Maybe I’m just weary of trying to keep track of everything—which would be my problem, not the Valley’s. Indeed, some folks, like Paul Kedrosky, think Mike’s making too much of the current Web 2.0 frenzy in the Valley. BoomTown’s Kara Swisher think he needs to just say no to all the pitches and learn to love the boom. And she does have a point that many of these startups are offering useful services. (Then again, I found Pets.com useful—who the heck enjoys shopping for a bag of cat food at Petco, anyway?—and it vanished after it became the poster child for dot-com excess.)
Nonetheless, I think Mike’s on to something.

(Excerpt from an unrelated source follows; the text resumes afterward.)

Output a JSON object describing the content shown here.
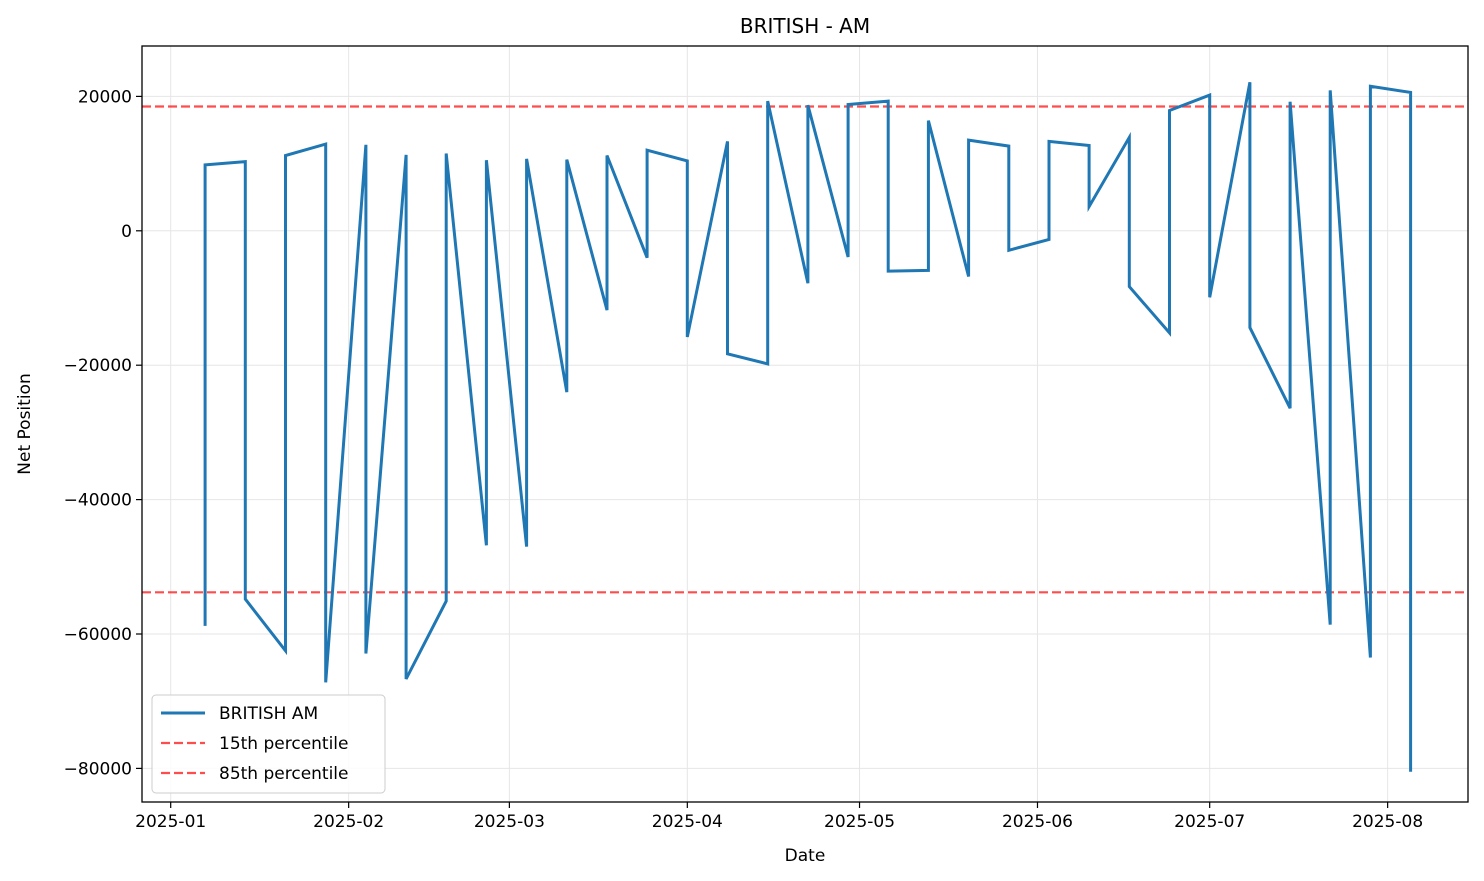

Maybe we’re not headed for another dot-com crash, but there’s clearly excess, and I’m not entirely convinced that’s just the way innovation has to work. As Dave Winer notes:
I think it’s totally avoidable, that it’s a simple bug that the great minds of the valley could cure, by rethinking and then tweaking how capital works, but in the boom times they’re too lusty for quick returns, instead of funding technology companies, they fund TV sitcoms.